Hajo Funke| Der Mordversuch von Salzhemmendorf. Plasbergs verschenkte Stunde vom 30. November 2015.


 

Vielleicht führt der Mordversuch von Salzhemmendorf tatsächlich zum Kern des Problems rechter Gewalt in Deutschland. Nach der Rekonstruktion des Mordversuchs durch eine Recherche von NDR, WDR und Süddeutscher Zeitung scheint klar: die mutmaßlichen Täter waren eine Szene, die in ihren Internetchats rassistisch und neonazistisch getobt hat. Und die aus dieser Gesinnung heraus sich unter  Alkohol zusammengetan hat, um ohne mit der Wimper zu zucken den Mord an über 20 im Haus der Brandstiftung wohnenden, unter anderem eine syrische Familie mit kleinen Kindern, zu riskieren.

Sie haben sich so aufgeschaukelt wie andere neonazistisch inspirierte Szenen, wie die, die vor nunmehr 16 Jahren den Algerier Guendoul in Guben in den Tod getrieben hat. Damals waren auch Neonazis dabei – aber auch damals war das nicht das entscheidende, sondern die Szene, die getrunken und Songs der Band „Landser“ inhaliert hat und die dann im Rausch einer vermeintlichen Gefahr zugeschlagen hat.

Im Fall von Salzhemmendorf ist dies durch neonazistische Aufschaukelung im Chat (Adolf, Hakenkreuze), durch das Abhören von rassistischen und völkischen Rockliedern der Band Kategorie C und den durch Alkohol unterstützten kollektiven Rausch, es tun zu können und zu dürfen, geschehen.
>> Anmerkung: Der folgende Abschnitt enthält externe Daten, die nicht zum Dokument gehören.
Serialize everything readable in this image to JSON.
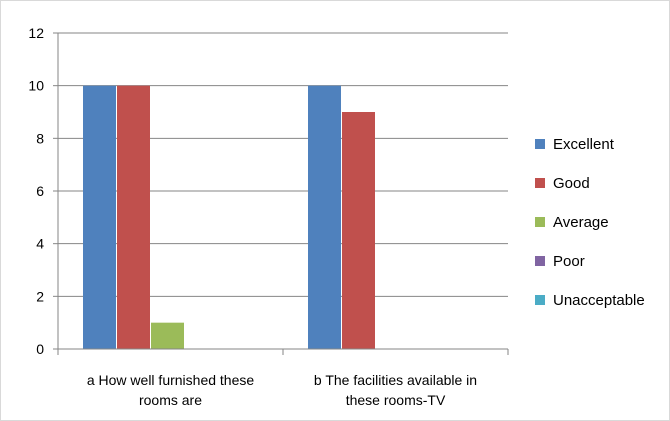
{
  "chart_data": {
    "type": "bar",
    "title": "",
    "xlabel": "",
    "ylabel": "",
    "ylim": [
      0,
      12
    ],
    "yticks": [
      0,
      2,
      4,
      6,
      8,
      10,
      12
    ],
    "grid": true,
    "legend_position": "right",
    "categories": [
      [
        "a How well furnished these",
        "rooms are"
      ],
      [
        "b The facilities available in",
        "these rooms-TV"
      ]
    ],
    "series": [
      {
        "name": "Excellent",
        "color": "#4F81BD",
        "values": [
          10,
          10
        ]
      },
      {
        "name": "Good",
        "color": "#C0504D",
        "values": [
          10,
          9
        ]
      },
      {
        "name": "Average",
        "color": "#9BBB59",
        "values": [
          1,
          0
        ]
      },
      {
        "name": "Poor",
        "color": "#8064A2",
        "values": [
          0,
          0
        ]
      },
      {
        "name": "Unacceptable",
        "color": "#4BACC6",
        "values": [
          0,
          0
        ]
      }
    ]
  }
}
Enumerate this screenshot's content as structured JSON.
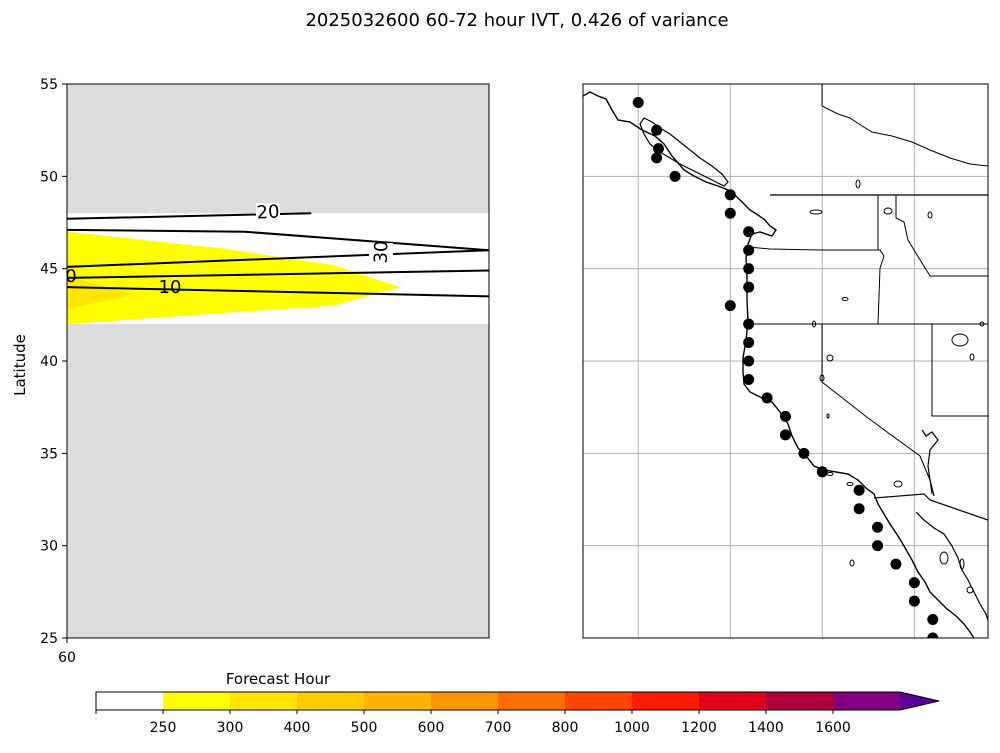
{
  "figure": {
    "title": "2025032600 60-72 hour IVT, 0.426 of variance"
  },
  "chart_data": [
    {
      "type": "area",
      "title": "",
      "xlabel": "",
      "ylabel": "Latitude",
      "ylim": [
        25,
        55
      ],
      "y_ticks": [
        25,
        30,
        35,
        40,
        45,
        50,
        55
      ],
      "x_ticks": [
        60
      ],
      "grid": false,
      "background_color": "#dcdcdc",
      "valid_lat_band": [
        42,
        48
      ],
      "filled_regions": [
        {
          "level": 250,
          "color": "#ffff00",
          "polygon": [
            [
              60,
              42
            ],
            [
              67,
              42.6
            ],
            [
              72,
              43
            ],
            [
              75,
              44
            ],
            [
              72,
              45.2
            ],
            [
              67,
              46.1
            ],
            [
              60,
              47
            ]
          ]
        },
        {
          "level": 300,
          "color": "#ffe600",
          "polygon": [
            [
              60,
              42.8
            ],
            [
              63,
              43.6
            ],
            [
              60,
              44.6
            ]
          ]
        }
      ],
      "contours": [
        {
          "label": "20",
          "points": [
            [
              60,
              47.7
            ],
            [
              71,
              48
            ]
          ]
        },
        {
          "label": "30",
          "points": [
            [
              60,
              47.1
            ],
            [
              68,
              47
            ],
            [
              79,
              46
            ],
            [
              60,
              45.1
            ]
          ]
        },
        {
          "label": "0",
          "points": [
            [
              60,
              44.5
            ],
            [
              79,
              44.9
            ]
          ]
        },
        {
          "label": "10",
          "points": [
            [
              60,
              44
            ],
            [
              79,
              43.5
            ]
          ]
        }
      ]
    },
    {
      "type": "scatter",
      "title": "",
      "projection": "PlateCarree",
      "xlim": [
        -135,
        -113
      ],
      "ylim": [
        25,
        55
      ],
      "grid": true,
      "grid_lons": [
        -132,
        -127,
        -122,
        -117
      ],
      "grid_lats": [
        30,
        35,
        40,
        45,
        50
      ],
      "points": [
        [
          -132,
          54
        ],
        [
          -131,
          52.5
        ],
        [
          -130.9,
          51.5
        ],
        [
          -131,
          51
        ],
        [
          -130,
          50
        ],
        [
          -127,
          49
        ],
        [
          -127,
          48
        ],
        [
          -126,
          47
        ],
        [
          -126,
          46
        ],
        [
          -126,
          45
        ],
        [
          -126,
          44
        ],
        [
          -127,
          43
        ],
        [
          -126,
          42
        ],
        [
          -126,
          41
        ],
        [
          -126,
          40
        ],
        [
          -126,
          39
        ],
        [
          -125,
          38
        ],
        [
          -124,
          37
        ],
        [
          -124,
          36
        ],
        [
          -123,
          35
        ],
        [
          -122,
          34
        ],
        [
          -120,
          33
        ],
        [
          -120,
          32
        ],
        [
          -119,
          31
        ],
        [
          -119,
          30
        ],
        [
          -118,
          29
        ],
        [
          -117,
          28
        ],
        [
          -117,
          27
        ],
        [
          -116,
          26
        ],
        [
          -116,
          25
        ]
      ]
    }
  ],
  "colorbar": {
    "label": "Forecast Hour",
    "boundaries": [
      250,
      300,
      400,
      500,
      600,
      700,
      800,
      1000,
      1200,
      1400,
      1600
    ],
    "tick_labels": [
      "250",
      "300",
      "400",
      "500",
      "600",
      "700",
      "800",
      "1000",
      "1200",
      "1400",
      "1600"
    ],
    "colors": [
      "#ffffff",
      "#ffff00",
      "#ffe600",
      "#ffcc00",
      "#ffb300",
      "#ff9500",
      "#ff6f00",
      "#ff4500",
      "#ff1a00",
      "#e0001b",
      "#b0003a",
      "#800080",
      "#5a0099"
    ],
    "extend": "max"
  }
}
Es ist gerade das Klima völliger Empfindungslosigkeit und Banalität im Chat, die fassungslos macht.

Dies geschieht, seit es Pegida – laut Gauland der natürlichen Verbündeten der AfD – gibt, in immer größerer Zahl, längst vor dem Flüchtlings Schub aus dem späten Sommer 2015. Schon nach drei Monaten der Entfesselung des Ressentiments durch die rechtspopulistische Pegida-Bewegung unter Anleitung eines Rassisten hatte sich die Zahl der Gewaltakte gegen Flüchtlingsheime und Flüchtlinge bis Ende 2014 verdoppelt. Nachdem diese  Bereitschaft zum Ressentiment in Geist und Tat sich verbreitet hat, ist die Zahl der Angriffe nach oben geschnellt und hat sich potenziert.

In der Plasberg-Sendung hätte man erörtern können, wie die Hemmschwellen durch die Entfesselung des Ressentiments abgeschmolzen werden, es zu einem Akutverlust selbstverständlicher humaner Orientierung kommt und worin die Verantwortung derjenigen liegt, die für ein Klima der Abwertung und Diskriminierung von Flüchtlingen eintreten.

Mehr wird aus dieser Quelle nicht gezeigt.